Why would we set a 50 page cap when their cap size is 500-600 pages? Clearly the forum software can handle that, if the hardware is sufficient.
Your only response was pointing out what hardware they used to achieve this.
Yes. I know. That's why I think we need a server upgrade. From 10 seconds of Googling, it looks like more powerful than that is available on a dedicated server for <$100/mo.
Archiving old threads and keeping people from dredging them back up isn't a bad thing, though... especially given how most necroposters will reply to years old dead and resolved threads, ignoring the post date, thinking the thread is still relevant and active and completely ignoring the "this post is old" warning. Then suddenly, BAM! Several newer forum people are posting answers to four year old discussions, and the database is having to pull from the hard drive for yet another active thread.
This is a feature, not a bug.
People restarting old conversations is a good thing.
People having new thoughts, followups, etc.
It's great when people reply to years old threads with an update, or new data, a new study, whatever. If they had to start a new thread, it would lose all the context of the old conversation, and all the people who participated in the conversation would likely never see it, versus if it shows up in their replies and they can engage again.
You've described the major DOWNSIDE of locking years old threads--people can no longer reply to them.
These threads are in the database already, they're being accessed... why would locking them help? Well, only because it means they'll be accessed less (because people can't reply). That's not a benefit. We
want people accessing threads. We
want people replying to threads.
We could drastically limit the database size if we only allowed a cap of 1 reply, and then autolock. Very little access, very little interaction. Very unhelpful to actual conversations.
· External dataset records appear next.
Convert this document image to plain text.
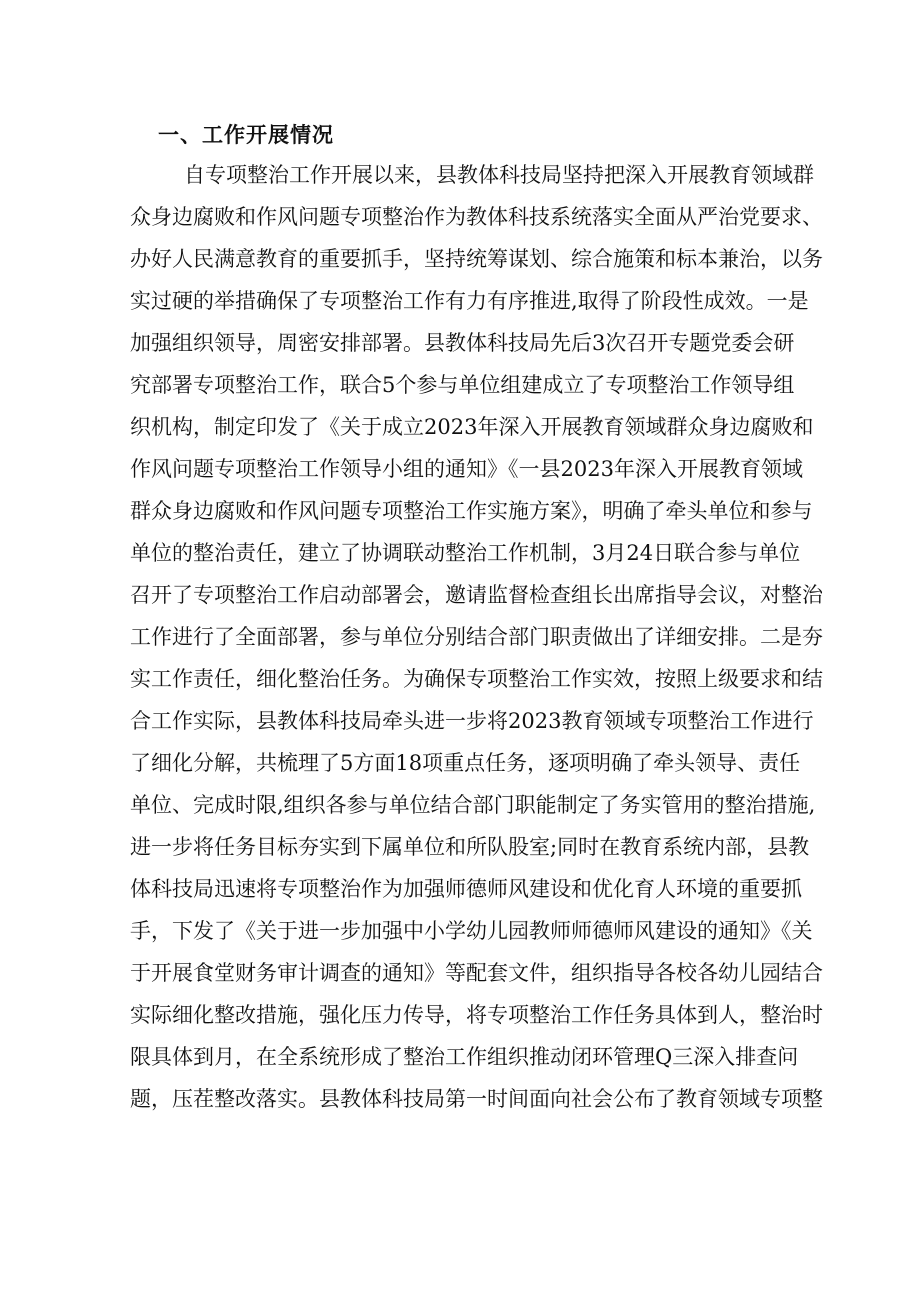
一、工作开展情况
自专项整治工作开展以来，县教体科技局坚持把深入开展教育领域群
众身边腐败和作风问题专项整治作为教体科技系统落实全面从严治党要求、
办好人民满意教育的重要抓手，坚持统筹谋划、综合施策和标本兼治，以务
实过硬的举措确保了专项整治工作有力有序推进,取得了阶段性成效。一是
加强组织领导，周密安排部署。县教体科技局先后3次召开专题党委会研
究部署专项整治工作，联合5个参与单位组建成立了专项整治工作领导组
织机构，制定印发了《关于成立2023年深入开展教育领域群众身边腐败和
作风问题专项整治工作领导小组的通知》《一县2023年深入开展教育领域
群众身边腐败和作风问题专项整治工作实施方案》，明确了牵头单位和参与
单位的整治责任，建立了协调联动整治工作机制，3月24日联合参与单位
召开了专项整治工作启动部署会，邀请监督检查组长出席指导会议，对整治
工作进行了全面部署，参与单位分别结合部门职责做出了详细安排。二是夯
实工作责任，细化整治任务。为确保专项整治工作实效，按照上级要求和结
合工作实际，县教体科技局牵头进一步将2023教育领域专项整治工作进行
了细化分解，共梳理了5方面18项重点任务，逐项明确了牵头领导、责任
单位、完成时限,组织各参与单位结合部门职能制定了务实管用的整治措施,
进一步将任务目标夯实到下属单位和所队股室;同时在教育系统内部，县教
体科技局迅速将专项整治作为加强师德师风建设和优化育人环境的重要抓
手，下发了《关于进一步加强中小学幼儿园教师师德师风建设的通知》《关
于开展食堂财务审计调查的通知》等配套文件，组织指导各校各幼儿园结合
实际细化整改措施，强化压力传导，将专项整治工作任务具体到人，整治时
限具体到月，在全系统形成了整治工作组织推动闭环管理Q三深入排查问
题，压茬整改落实。县教体科技局第一时间面向社会公布了教育领域专项整
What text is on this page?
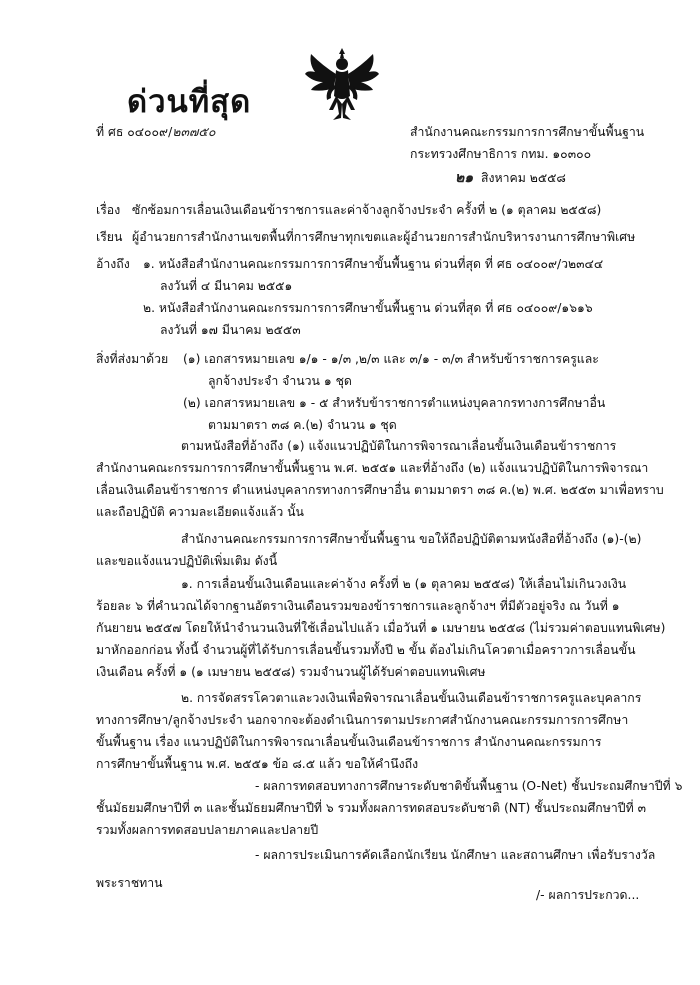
ด่วนที่สุด
ที่ ศธ ๐๔๐๐๙/๒๓๗๕๐	สำนักงานคณะกรรมการการศึกษาขั้นพื้นฐาน
กระทรวงศึกษาธิการ กทม. ๑๐๓๐๐
๒๑ สิงหาคม ๒๕๕๘
เรื่อง ซักซ้อมการเลื่อนเงินเดือนข้าราชการและค่าจ้างลูกจ้างประจำ ครั้งที่ ๒ (๑ ตุลาคม ๒๕๕๘)
เรียน ผู้อำนวยการสำนักงานเขตพื้นที่การศึกษาทุกเขตและผู้อำนวยการสำนักบริหารงานการศึกษาพิเศษ
อ้างถึง ๑. หนังสือสำนักงานคณะกรรมการการศึกษาขั้นพื้นฐาน ด่วนที่สุด ที่ ศธ ๐๔๐๐๙/ว๒๓๔๔
ลงวันที่ ๔ มีนาคม ๒๕๕๑
๒. หนังสือสำนักงานคณะกรรมการการศึกษาขั้นพื้นฐาน ด่วนที่สุด ที่ ศธ ๐๔๐๐๙/๑๖๑๖
ลงวันที่ ๑๗ มีนาคม ๒๕๕๓
สิ่งที่ส่งมาด้วย (๑) เอกสารหมายเลข ๑/๑ - ๑/๓ ,๒/๓ และ ๓/๑ - ๓/๓ สำหรับข้าราชการครูและ
ลูกจ้างประจำ จำนวน ๑ ชุด
(๒) เอกสารหมายเลข ๑ - ๕ สำหรับข้าราชการตำแหน่งบุคลากรทางการศึกษาอื่น
ตามมาตรา ๓๘ ค.(๒) จำนวน ๑ ชุด
ตามหนังสือที่อ้างถึง (๑) แจ้งแนวปฏิบัติในการพิจารณาเลื่อนขั้นเงินเดือนข้าราชการ
สำนักงานคณะกรรมการการศึกษาขั้นพื้นฐาน พ.ศ. ๒๕๕๑ และที่อ้างถึง (๒) แจ้งแนวปฏิบัติในการพิจารณา
เลื่อนเงินเดือนข้าราชการ ตำแหน่งบุคลากรทางการศึกษาอื่น ตามมาตรา ๓๘ ค.(๒) พ.ศ. ๒๕๕๓ มาเพื่อทราบ
และถือปฏิบัติ ความละเอียดแจ้งแล้ว นั้น
สำนักงานคณะกรรมการการศึกษาขั้นพื้นฐาน ขอให้ถือปฏิบัติตามหนังสือที่อ้างถึง (๑)-(๒)
และขอแจ้งแนวปฏิบัติเพิ่มเติม ดังนี้
๑. การเลื่อนขั้นเงินเดือนและค่าจ้าง ครั้งที่ ๒ (๑ ตุลาคม ๒๕๕๘) ให้เลื่อนไม่เกินวงเงิน
ร้อยละ ๖ ที่คำนวณได้จากฐานอัตราเงินเดือนรวมของข้าราชการและลูกจ้างฯ ที่มีตัวอยู่จริง ณ วันที่ ๑
กันยายน ๒๕๕๗ โดยให้นำจำนวนเงินที่ใช้เลื่อนไปแล้ว เมื่อวันที่ ๑ เมษายน ๒๕๕๘ (ไม่รวมค่าตอบแทนพิเศษ)
มาหักออกก่อน ทั้งนี้ จำนวนผู้ที่ได้รับการเลื่อนขั้นรวมทั้งปี ๒ ขั้น ต้องไม่เกินโควตาเมื่อคราวการเลื่อนขั้น
เงินเดือน ครั้งที่ ๑ (๑ เมษายน ๒๕๕๘) รวมจำนวนผู้ได้รับค่าตอบแทนพิเศษ
๒. การจัดสรรโควตาและวงเงินเพื่อพิจารณาเลื่อนขั้นเงินเดือนข้าราชการครูและบุคลากร
ทางการศึกษา/ลูกจ้างประจำ นอกจากจะต้องดำเนินการตามประกาศสำนักงานคณะกรรมการการศึกษา
ขั้นพื้นฐาน เรื่อง แนวปฏิบัติในการพิจารณาเลื่อนขั้นเงินเดือนข้าราชการ สำนักงานคณะกรรมการ
การศึกษาขั้นพื้นฐาน พ.ศ. ๒๕๕๑ ข้อ ๘.๕ แล้ว ขอให้คำนึงถึง
- ผลการทดสอบทางการศึกษาระดับชาติขั้นพื้นฐาน (O-Net) ชั้นประถมศึกษาปีที่ ๖
ชั้นมัธยมศึกษาปีที่ ๓ และชั้นมัธยมศึกษาปีที่ ๖ รวมทั้งผลการทดสอบระดับชาติ (NT) ชั้นประถมศึกษาปีที่ ๓
รวมทั้งผลการทดสอบปลายภาคและปลายปี
- ผลการประเมินการคัดเลือกนักเรียน นักศึกษา และสถานศึกษา เพื่อรับรางวัล
พระราชทาน
/- ผลการประกวด...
The idea to lock threads is antithetical to forum conversation and usefulness, and the fact that them being unlocked means they might get a reply, which gives them more traffic, and more replies, is, well, the point of having a forum.
Saying "well hardware can easily support 500+ page threads, but we'll cap ours at 50 pages because we're going to cheap out on it" isn't the solution. Remove dead accounts? Fine.
Restrict active users ability to participate and enjoy the forums? No. Please, no.